We developed a method for measuring the binding affinity of annexin V for phospholipid vesicles and cells at very low levels of membrane occupancy. The annexin V-117 mutant was labeled with fluorescein iodoacetamide on its single N-terminal cysteine residue; binding to phospholipid vesicles containing phosphatidylserine (PS) and 2% rhodamine-phosphatidylethanolamine was measured by fluorescence quenching due to resonance energy transfer; binding to cells with exposed PS was measured by fluorometry after elution of bound protein. The equilibrium constant was calculated as a function of the midpoint of the calcium titration curve, the Hill coefficient, and the concentration of membrane binding sites. Calcium titrations at very low ratios of protein to membrane revealed Hill coefficients of approximately 8 for both vesicles and cells, far higher than previously measured, but as the protein-membrane ratio was increased above 3% of maximum membrane occupancy, the value of the Hill coefficient progressively decreased to a limiting value of about 2. High Hill coefficients were also observed for measurements performed at different ionic strengths and with membrane PS content varied over the range from 20 to 50%. This method allows the accurate determination of the affinity and cooperativity of annexin V-membrane binding and will be useful for the evaluation of modified annexin V derivatives intended for diagnostic and therapeutic applications.

Development of annexin V mutants suitable for labeling with Tc(i)-carbonyl complex.
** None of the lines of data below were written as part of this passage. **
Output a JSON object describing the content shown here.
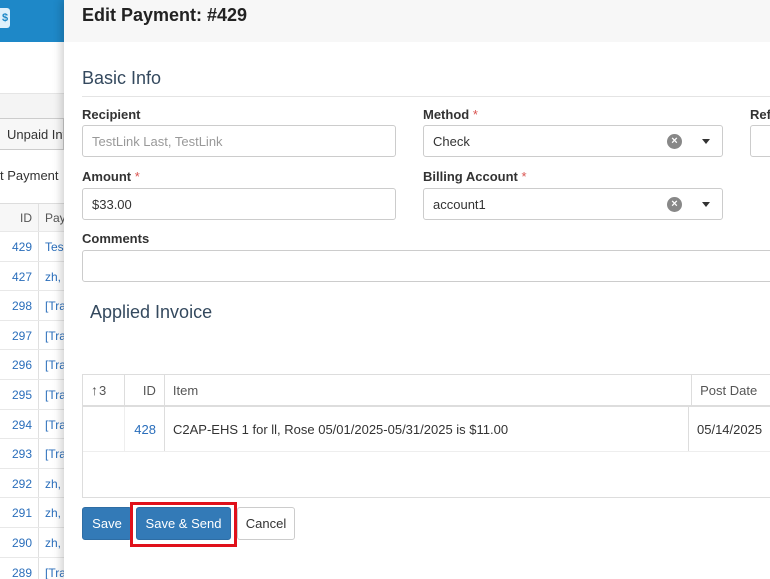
{
  "background": {
    "tab_label": "Unpaid Inv",
    "filter_label": "t Payment",
    "table": {
      "headers": {
        "id": "ID",
        "payee": "Pay"
      },
      "rows": [
        {
          "id": "429",
          "payee": "Tes"
        },
        {
          "id": "427",
          "payee": "zh,"
        },
        {
          "id": "298",
          "payee": "[Tra"
        },
        {
          "id": "297",
          "payee": "[Tra"
        },
        {
          "id": "296",
          "payee": "[Tra"
        },
        {
          "id": "295",
          "payee": "[Tra"
        },
        {
          "id": "294",
          "payee": "[Tra"
        },
        {
          "id": "293",
          "payee": "[Tra"
        },
        {
          "id": "292",
          "payee": "zh,"
        },
        {
          "id": "291",
          "payee": "zh,"
        },
        {
          "id": "290",
          "payee": "zh,"
        },
        {
          "id": "289",
          "payee": "[Tra"
        }
      ]
    }
  },
  "modal": {
    "title": "Edit Payment: #429",
    "basic_info_title": "Basic Info",
    "recipient": {
      "label": "Recipient",
      "placeholder": "TestLink Last, TestLink"
    },
    "method": {
      "label": "Method",
      "required": "*",
      "value": "Check"
    },
    "reference": {
      "label": "Refe"
    },
    "amount": {
      "label": "Amount",
      "required": "*",
      "value": "$33.00"
    },
    "billing_account": {
      "label": "Billing Account",
      "required": "*",
      "value": "account1"
    },
    "comments": {
      "label": "Comments",
      "value": ""
    },
    "applied_invoice_title": "Applied Invoice",
    "invoice_table": {
      "headers": {
        "sort": "3",
        "id": "ID",
        "item": "Item",
        "post_date": "Post Date"
      },
      "rows": [
        {
          "id": "428",
          "item": "C2AP-EHS 1 for ll, Rose 05/01/2025-05/31/2025 is $11.00",
          "post_date": "05/14/2025"
        }
      ]
    },
    "buttons": {
      "save": "Save",
      "save_send": "Save & Send",
      "cancel": "Cancel"
    }
  },
  "colors": {
    "primary": "#337ab7",
    "highlight": "#e0101a",
    "link": "#2a6ebb",
    "topbar": "#1e88c8"
  }
}
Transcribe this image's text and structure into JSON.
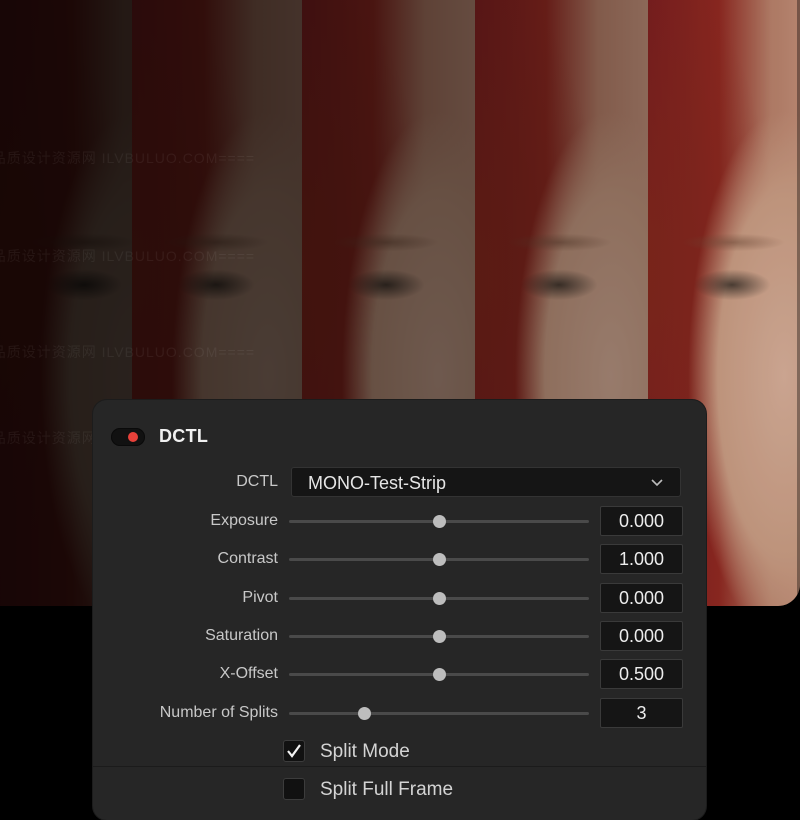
{
  "watermark": "====高品质设计资源网 ILVBULUO.COM====",
  "panel": {
    "title": "DCTL",
    "enabled": true,
    "accent_color": "#e8413a",
    "dctl": {
      "label": "DCTL",
      "value": "MONO-Test-Strip"
    },
    "params": [
      {
        "key": "exposure",
        "label": "Exposure",
        "value": "0.000",
        "slider": 0.5
      },
      {
        "key": "contrast",
        "label": "Contrast",
        "value": "1.000",
        "slider": 0.5
      },
      {
        "key": "pivot",
        "label": "Pivot",
        "value": "0.000",
        "slider": 0.5
      },
      {
        "key": "saturation",
        "label": "Saturation",
        "value": "0.000",
        "slider": 0.5
      },
      {
        "key": "x-offset",
        "label": "X-Offset",
        "value": "0.500",
        "slider": 0.5
      },
      {
        "key": "splits",
        "label": "Number of Splits",
        "value": "3",
        "slider": 0.25
      }
    ],
    "checkboxes": [
      {
        "key": "split-mode",
        "label": "Split Mode",
        "checked": true
      },
      {
        "key": "split-full-frame",
        "label": "Split Full Frame",
        "checked": false
      }
    ]
  },
  "photo_strip": {
    "splits": 5,
    "shade_levels": [
      0.82,
      0.68,
      0.52,
      0.34,
      0.12
    ]
  }
}
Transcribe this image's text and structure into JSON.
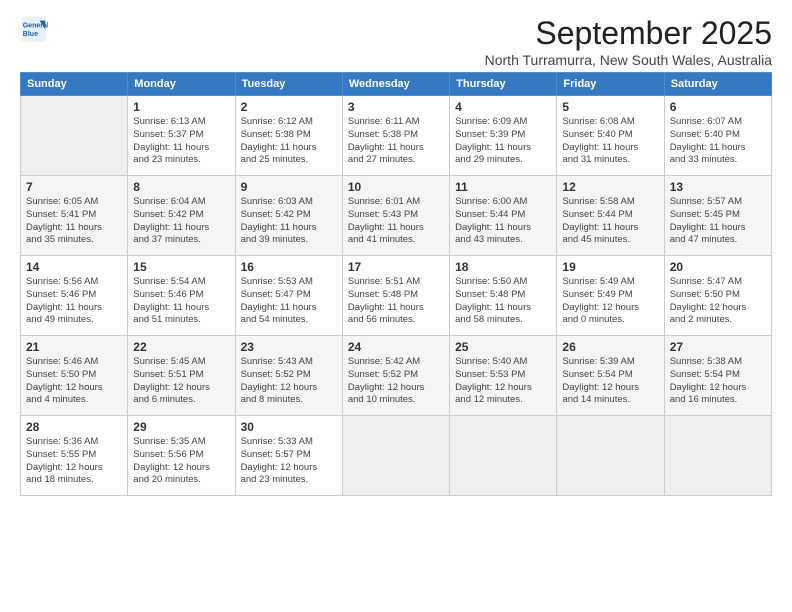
{
  "logo": {
    "line1": "General",
    "line2": "Blue"
  },
  "title": "September 2025",
  "subtitle": "North Turramurra, New South Wales, Australia",
  "days_header": [
    "Sunday",
    "Monday",
    "Tuesday",
    "Wednesday",
    "Thursday",
    "Friday",
    "Saturday"
  ],
  "weeks": [
    [
      {
        "day": "",
        "info": ""
      },
      {
        "day": "1",
        "info": "Sunrise: 6:13 AM\nSunset: 5:37 PM\nDaylight: 11 hours\nand 23 minutes."
      },
      {
        "day": "2",
        "info": "Sunrise: 6:12 AM\nSunset: 5:38 PM\nDaylight: 11 hours\nand 25 minutes."
      },
      {
        "day": "3",
        "info": "Sunrise: 6:11 AM\nSunset: 5:38 PM\nDaylight: 11 hours\nand 27 minutes."
      },
      {
        "day": "4",
        "info": "Sunrise: 6:09 AM\nSunset: 5:39 PM\nDaylight: 11 hours\nand 29 minutes."
      },
      {
        "day": "5",
        "info": "Sunrise: 6:08 AM\nSunset: 5:40 PM\nDaylight: 11 hours\nand 31 minutes."
      },
      {
        "day": "6",
        "info": "Sunrise: 6:07 AM\nSunset: 5:40 PM\nDaylight: 11 hours\nand 33 minutes."
      }
    ],
    [
      {
        "day": "7",
        "info": "Sunrise: 6:05 AM\nSunset: 5:41 PM\nDaylight: 11 hours\nand 35 minutes."
      },
      {
        "day": "8",
        "info": "Sunrise: 6:04 AM\nSunset: 5:42 PM\nDaylight: 11 hours\nand 37 minutes."
      },
      {
        "day": "9",
        "info": "Sunrise: 6:03 AM\nSunset: 5:42 PM\nDaylight: 11 hours\nand 39 minutes."
      },
      {
        "day": "10",
        "info": "Sunrise: 6:01 AM\nSunset: 5:43 PM\nDaylight: 11 hours\nand 41 minutes."
      },
      {
        "day": "11",
        "info": "Sunrise: 6:00 AM\nSunset: 5:44 PM\nDaylight: 11 hours\nand 43 minutes."
      },
      {
        "day": "12",
        "info": "Sunrise: 5:58 AM\nSunset: 5:44 PM\nDaylight: 11 hours\nand 45 minutes."
      },
      {
        "day": "13",
        "info": "Sunrise: 5:57 AM\nSunset: 5:45 PM\nDaylight: 11 hours\nand 47 minutes."
      }
    ],
    [
      {
        "day": "14",
        "info": "Sunrise: 5:56 AM\nSunset: 5:46 PM\nDaylight: 11 hours\nand 49 minutes."
      },
      {
        "day": "15",
        "info": "Sunrise: 5:54 AM\nSunset: 5:46 PM\nDaylight: 11 hours\nand 51 minutes."
      },
      {
        "day": "16",
        "info": "Sunrise: 5:53 AM\nSunset: 5:47 PM\nDaylight: 11 hours\nand 54 minutes."
      },
      {
        "day": "17",
        "info": "Sunrise: 5:51 AM\nSunset: 5:48 PM\nDaylight: 11 hours\nand 56 minutes."
      },
      {
        "day": "18",
        "info": "Sunrise: 5:50 AM\nSunset: 5:48 PM\nDaylight: 11 hours\nand 58 minutes."
      },
      {
        "day": "19",
        "info": "Sunrise: 5:49 AM\nSunset: 5:49 PM\nDaylight: 12 hours\nand 0 minutes."
      },
      {
        "day": "20",
        "info": "Sunrise: 5:47 AM\nSunset: 5:50 PM\nDaylight: 12 hours\nand 2 minutes."
      }
    ],
    [
      {
        "day": "21",
        "info": "Sunrise: 5:46 AM\nSunset: 5:50 PM\nDaylight: 12 hours\nand 4 minutes."
      },
      {
        "day": "22",
        "info": "Sunrise: 5:45 AM\nSunset: 5:51 PM\nDaylight: 12 hours\nand 6 minutes."
      },
      {
        "day": "23",
        "info": "Sunrise: 5:43 AM\nSunset: 5:52 PM\nDaylight: 12 hours\nand 8 minutes."
      },
      {
        "day": "24",
        "info": "Sunrise: 5:42 AM\nSunset: 5:52 PM\nDaylight: 12 hours\nand 10 minutes."
      },
      {
        "day": "25",
        "info": "Sunrise: 5:40 AM\nSunset: 5:53 PM\nDaylight: 12 hours\nand 12 minutes."
      },
      {
        "day": "26",
        "info": "Sunrise: 5:39 AM\nSunset: 5:54 PM\nDaylight: 12 hours\nand 14 minutes."
      },
      {
        "day": "27",
        "info": "Sunrise: 5:38 AM\nSunset: 5:54 PM\nDaylight: 12 hours\nand 16 minutes."
      }
    ],
    [
      {
        "day": "28",
        "info": "Sunrise: 5:36 AM\nSunset: 5:55 PM\nDaylight: 12 hours\nand 18 minutes."
      },
      {
        "day": "29",
        "info": "Sunrise: 5:35 AM\nSunset: 5:56 PM\nDaylight: 12 hours\nand 20 minutes."
      },
      {
        "day": "30",
        "info": "Sunrise: 5:33 AM\nSunset: 5:57 PM\nDaylight: 12 hours\nand 23 minutes."
      },
      {
        "day": "",
        "info": ""
      },
      {
        "day": "",
        "info": ""
      },
      {
        "day": "",
        "info": ""
      },
      {
        "day": "",
        "info": ""
      }
    ]
  ]
}
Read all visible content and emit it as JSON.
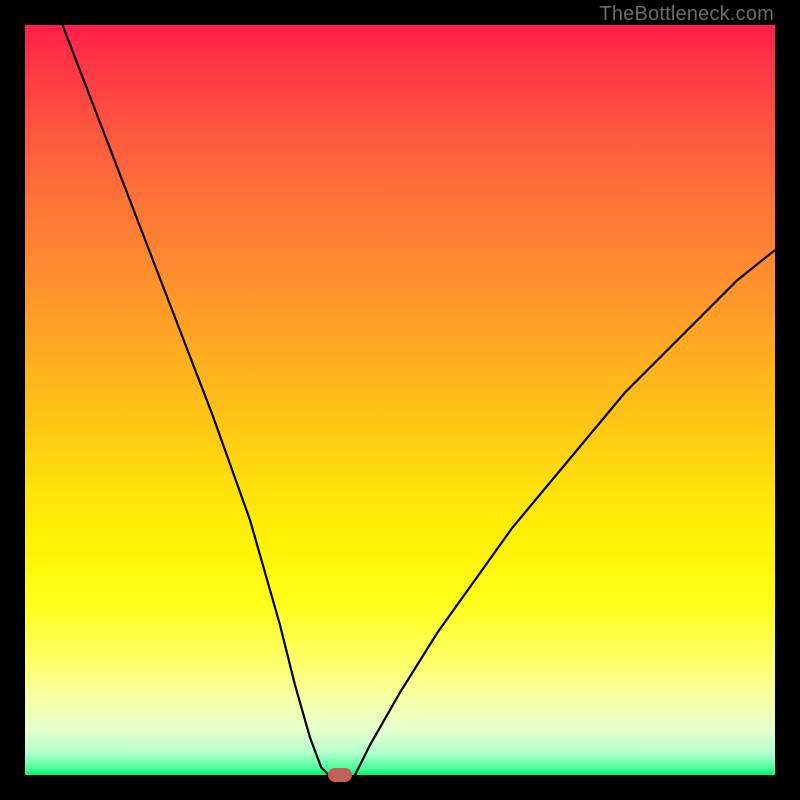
{
  "watermark": "TheBottleneck.com",
  "colors": {
    "frame": "#000000",
    "curve": "#000000",
    "marker": "#c15f59"
  },
  "chart_data": {
    "type": "line",
    "title": "",
    "xlabel": "",
    "ylabel": "",
    "xlim": [
      0,
      100
    ],
    "ylim": [
      0,
      100
    ],
    "grid": false,
    "legend": false,
    "gradient_stops": [
      {
        "pos": 0,
        "color": "#ff1e4a"
      },
      {
        "pos": 14,
        "color": "#ff5640"
      },
      {
        "pos": 40,
        "color": "#ffa127"
      },
      {
        "pos": 62,
        "color": "#ffe20b"
      },
      {
        "pos": 84,
        "color": "#feff60"
      },
      {
        "pos": 97,
        "color": "#b4ffcf"
      },
      {
        "pos": 100,
        "color": "#05f26e"
      }
    ],
    "series": [
      {
        "name": "left-branch",
        "x": [
          5,
          10,
          15,
          20,
          25,
          30,
          34,
          36,
          38,
          39.5,
          40.5
        ],
        "values": [
          100,
          87,
          74,
          61,
          48,
          34,
          20,
          12,
          5,
          1,
          0
        ]
      },
      {
        "name": "right-branch",
        "x": [
          44,
          46,
          50,
          55,
          60,
          65,
          70,
          75,
          80,
          85,
          90,
          95,
          100
        ],
        "values": [
          0,
          4,
          11,
          19,
          26,
          33,
          39,
          45,
          51,
          56,
          61,
          66,
          70
        ]
      }
    ],
    "marker": {
      "x": 42,
      "y": 0,
      "label": ""
    }
  }
}
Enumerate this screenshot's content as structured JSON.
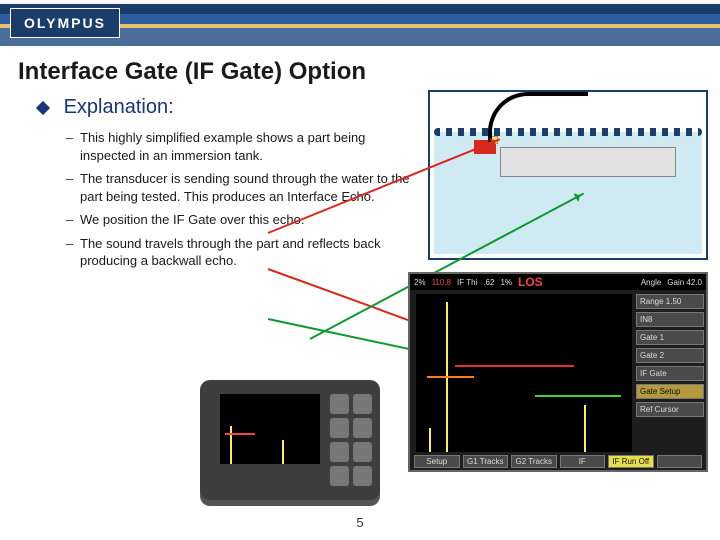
{
  "brand": "OLYMPUS",
  "title": "Interface Gate (IF Gate) Option",
  "heading": "Explanation:",
  "bullets": [
    "This highly simplified example shows a part being inspected in an immersion tank.",
    "The transducer is sending sound through the water to the part being tested.  This produces an Interface Echo.",
    "We position the IF Gate over this echo.",
    "The sound travels through the part and reflects back producing a backwall echo."
  ],
  "page_number": "5",
  "instrument": {
    "topbar": {
      "pct_left": "2%",
      "range_red": "110.8",
      "label": "IF Thi",
      "val": ".62",
      "pct_right": "1%",
      "los": "LOS",
      "angle": "Angle",
      "gain": "Gain   42.0"
    },
    "side_buttons": [
      "Range  1.50",
      "IN8",
      "Gate 1",
      "Gate 2",
      "IF Gate",
      "Gate Setup",
      "Ref Cursor"
    ],
    "bottom_buttons": [
      "Setup",
      "G1 Tracks",
      "G2 Tracks",
      "IF",
      "IF Run Off",
      ""
    ]
  }
}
(99m)Tc-annexin V can be used to image organs undergoing cell death during cancer chemotherapy and organ transplant rejection. We investigated whether the novel Tc-carbonyl labeling method would be suitable for annexin V. Two mutant molecules of annexin V, called annexin V-122 and annexin V-123, were constructed with N-terminal extensions containing either three or six histidine residues. These molecules were expressed cytoplasmically in E. coli and purified with a final yield of 33 mg of protein/L of culture. Analysis by SDS-PAGE, isoelectric focusing, gel filtration chromatography, and mass spectrometry confirmed the purity and homogeneity of the protein preparations. Both mutant proteins retained full binding affinity for cell membranes with exposed phosphatidylserine. Using the Tc-carbonyl reagent, both proteins could be labeled with (99m)Tc to specific activities of at least 10-20 microCi/microg with full retention of bioactivity. The radiolabeled proteins were stable when incubated with phosphate-buffered saline or serum in vitro, and there was no transchelation of label to serum proteins during in vitro incubation. In conclusion, annexin V can be modified near its N-terminus to incorporate sequences that form specific chelation sites for (99m)Tc-carbonyl without altering its high affinity for cell membranes.